The primary objective of the narrator in the story is just to deliver a good speech. Uneasy about it, he was really worried. While blindfolded and being beaten in the “Battle Royal”, he is still going over his speech inside his head. Symbolically, he’s blind to the attackers that he must fend off. This is a stark depiction of the narrator’s utter blindness to racism happening around him and the all the dehumanizing acts that he is forced to participate in. Then, the narrator is softly remembering his grandfather’s death. The narrator overhears him imparting some words to his father.
Those words haunted the narrator’s psyche for years to come. On his deathbed, the narrator’s grandfather gives him a rather disturbing advice. The old man said: Son, after I’m gone I want you to keep up the good fight. I never told you, but I have been a traitor all my born days, a spy in the enemy’s country ever since I gave up my gun back in the Reconstruction. Live with your head in the lion’s mouth.
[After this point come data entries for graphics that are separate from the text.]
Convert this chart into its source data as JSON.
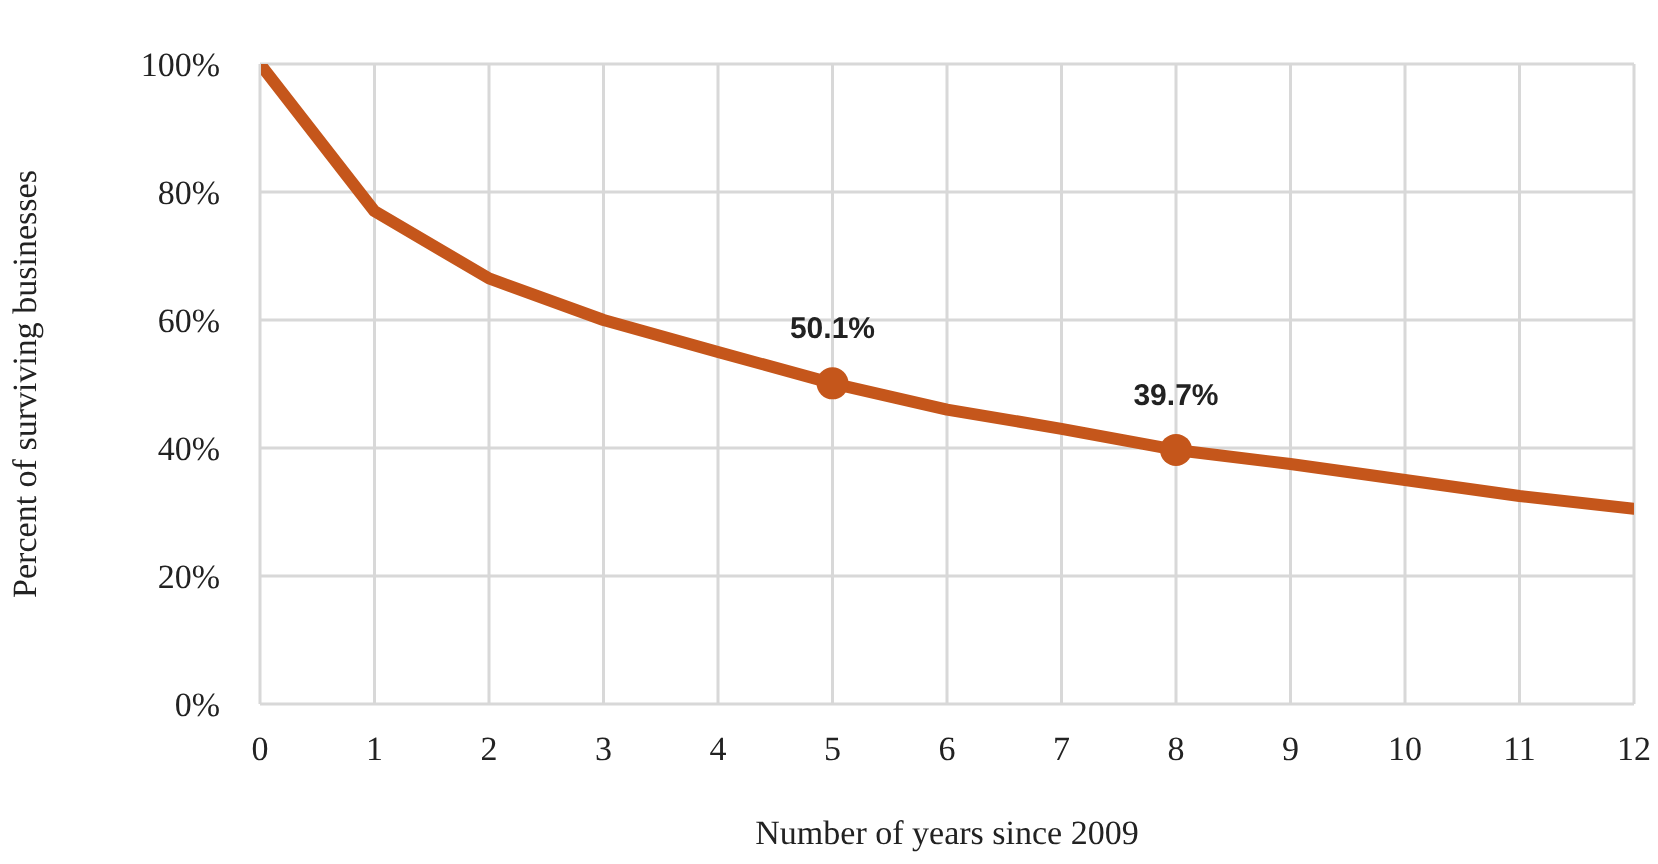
{
  "chart_data": {
    "type": "line",
    "xlabel": "Number of years since 2009",
    "ylabel": "Percent of surviving businesses",
    "x": [
      0,
      1,
      2,
      3,
      4,
      5,
      6,
      7,
      8,
      9,
      10,
      11,
      12
    ],
    "series": [
      {
        "color": "#c5561b",
        "values": [
          100,
          77,
          66.5,
          60,
          55,
          50.1,
          46,
          43,
          39.7,
          37.5,
          35,
          32.5,
          30.5
        ]
      },
      {
        "type": "scatter",
        "marker": "circle",
        "color": "#c5561b",
        "x": [
          5,
          8
        ],
        "values": [
          50.1,
          39.7
        ],
        "value_labels": [
          "50.1%",
          "39.7%"
        ]
      }
    ],
    "xlim": [
      0,
      12
    ],
    "xticks": [
      0,
      1,
      2,
      3,
      4,
      5,
      6,
      7,
      8,
      9,
      10,
      11,
      12
    ],
    "ylim": [
      0,
      100
    ],
    "yticks": [
      {
        "value": 0,
        "label": "0%"
      },
      {
        "value": 20,
        "label": "20%"
      },
      {
        "value": 40,
        "label": "40%"
      },
      {
        "value": 60,
        "label": "60%"
      },
      {
        "value": 80,
        "label": "80%"
      },
      {
        "value": 100,
        "label": "100%"
      }
    ],
    "grid": true,
    "line_style": "solid",
    "legend": false
  }
}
I want you to overcome them with yeses, undermine them with grins, agree them to death and destruction, let them swallow you till they vomit or bust wide open. Learn it to the young ones.
Using personification, Ellison represents the lion as the white man, who will roar throughout the duration of the story. The men roared as the narrator will struggle for the coins on the electric rug. When he tries to pull a white man onto the rug, the man raise up roaring with laughter and kicks him in the chest. During the narrator’s speech, the men yell for him to repeat the polysyllabic “social responsibility” and the room fills with the uproar of laughter. Clearly, the narrator’s question of identity could be traced back to the weary lives of his grandparents who were born as African slaves and freed years before.
Rhetorically, this freedom bestowed unto them and made them part of a “United” States. But in the closer analysis, in the social circles during their time and as what the narrator experienced, African-Americans are still separated from whites; it is somewhat like the separate “fingers on the hand”. Ellison descriptively used animals to symbolically represent people because in the course of history white men traditionally treated the black people as animals. In the first place, they were slaves. Also, when white men see naked white women as sexual objects, ironically the white men transform themselves to animals.
One instance in the story depicted a man who watches the woman dance and holds his arms up like an intoxicated “panda”. Although the symbolism of the animal imageries is not very obvious, how Ellison showcased these symbolism reinforced his themes. It adds up to the life and vitality of mental pictures demonstrating the vividness of Ellison’s storytelling. Works Cited Ellison, R. W. Battle Royal. In Literature: Reading, Reaching, Writing. Compact Fifth Edition by Kirszner & Mandell, p. 174 -185.